Tuesday, November 30, 2010

Tricos


The August sun was radiant, skies clear, hit 90 degrees in the heat of the day, and I had the place all to myself. With about a third of a mile of river on the Ranch, about the same on the neighbors place and a mile or so above to the first check, I thought, that’s a lot of water for one guy. 

As is the practice out in the bush, it pays to set things up right from the git go. It was a breeze. Just slide the tiny green rolled tent from the yellow sack, shake it out over the spot and stake it down. Bend one aluminum pole from side to side in metal grommets at the head and voile. Done in about three or four minutes. Slick. This was home for a while. 

The routine unfolded as the days passed.

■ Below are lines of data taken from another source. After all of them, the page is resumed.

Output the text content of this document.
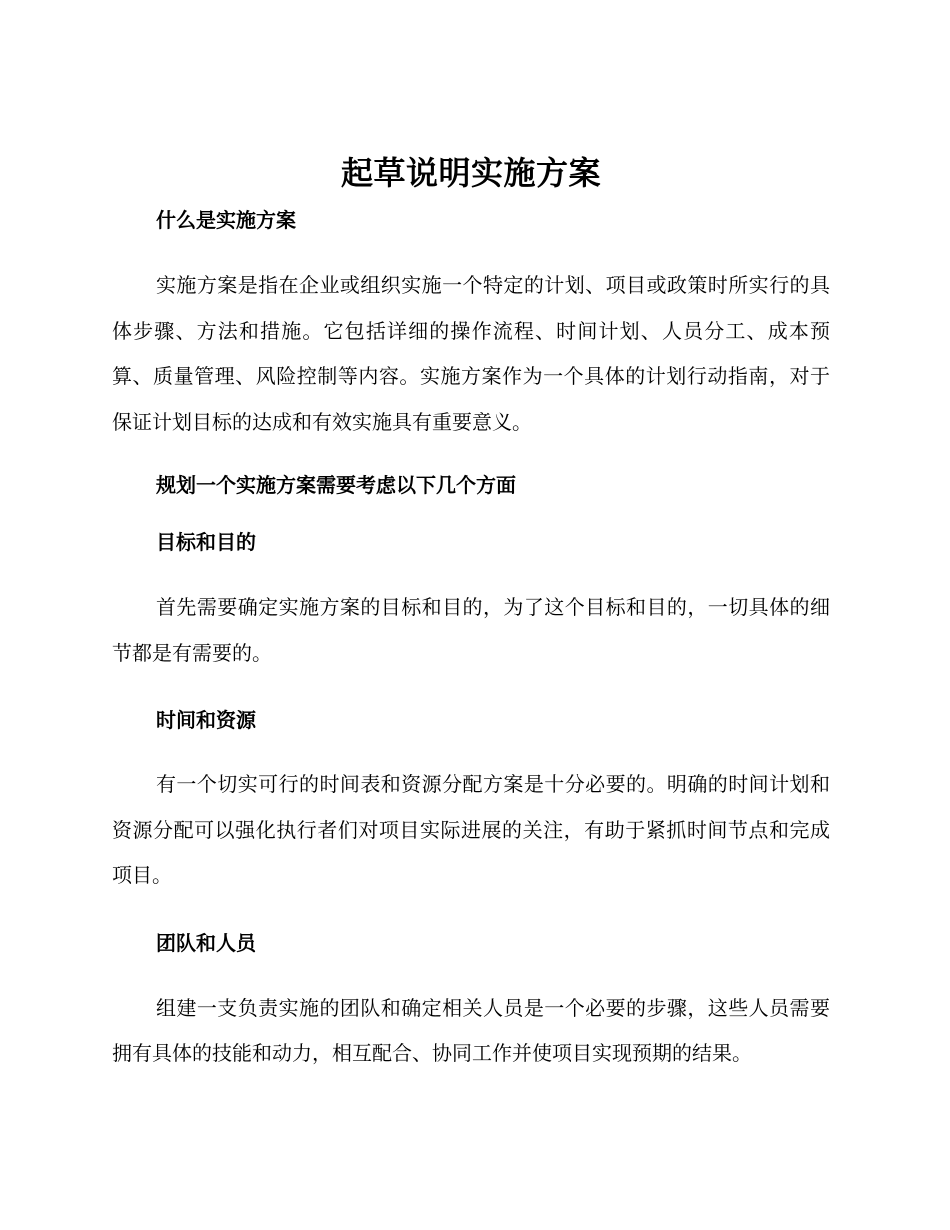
起草说明实施方案

什么是实施方案

实施方案是指在企业或组织实施一个特定的计划、项目或政策时所实行的具体步骤、方法和措施。它包括详细的操作流程、时间计划、人员分工、成本预算、质量管理、风险控制等内容。实施方案作为一个具体的计划行动指南，对于保证计划目标的达成和有效实施具有重要意义。

规划一个实施方案需要考虑以下几个方面

目标和目的

首先需要确定实施方案的目标和目的，为了这个目标和目的，一切具体的细节都是有需要的。

时间和资源

有一个切实可行的时间表和资源分配方案是十分必要的。明确的时间计划和资源分配可以强化执行者们对项目实际进展的关注，有助于紧抓时间节点和完成项目。

团队和人员

组建一支负责实施的团队和确定相关人员是一个必要的步骤，这些人员需要拥有具体的技能和动力，相互配合、协同工作并使项目实现预期的结果。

Awake at sunrise, dress, walk to the car sitting above on the dike road, opened the back hatch to find two fly rods reaching from the bottom of the hatch extending past the back seat ending with the tips bending against the windshield. Put on and zipped to keep the morning chill at bay as I slowly twirled 360 degrees to take it all in. Shorts, sandals & a soft shell was all I needed to greet the day. Grabbed the cooler, my copy of The Way West, then walked down the road a piece where the blue folding camp chair sat facing the Willowy bank. Each and every morning, I’d sit there eating a breakfast of cold oatmeal, left over chicken,  a finger full of peanut butter, washed down with what was left of yesterday’s Coke. 

I’d read a chapter and every once in a while I’d raise my head from the pages of A.B. Guthrie, Jr.’s epic tale of the Oregon Trail to stare directly into the heart of that deep run protected by a stand of overhanging willows on the far bank, with a sense of determination to “storm the fort”, “breach the mote”, “ford the stream”. Knowing that the depth of the channel guarding the approach to the dark water, at its flow rate, would keep me from reaching that place for another day. Just had to wait it out till things settled down. 

By eight-thirty or nine, Trico’s began to swarm around the slow water above the small check. It was a crude means to hold the river back so the farmer on the other side of the river could divert water into his fields. The check was built by piling black igneous rock from both banks, leaving a twenty-foot gap for the river to flow through. Trico swarms hung in the air above an eddy below the check on river right. Looking upstream, to the slow water above the check, similar swarms were in full flight along the river bank. In this slow water ripples began to appear on the surface. At first one or two, then minutes later, the water surface broke in a series of concentric rings throughout this reach of the river. Things where certainly developing, as much of the river came alive. It was fun to watch, more fun to cast into. At first the catching was slow and frustrating. So much activity, so few hook ups. This was the classic “many raising fish, but few takes”. I tied on every small dry pattern in my considerable collection, but success was fleeting. I had to figure this out. This is my river. It had to be mastered.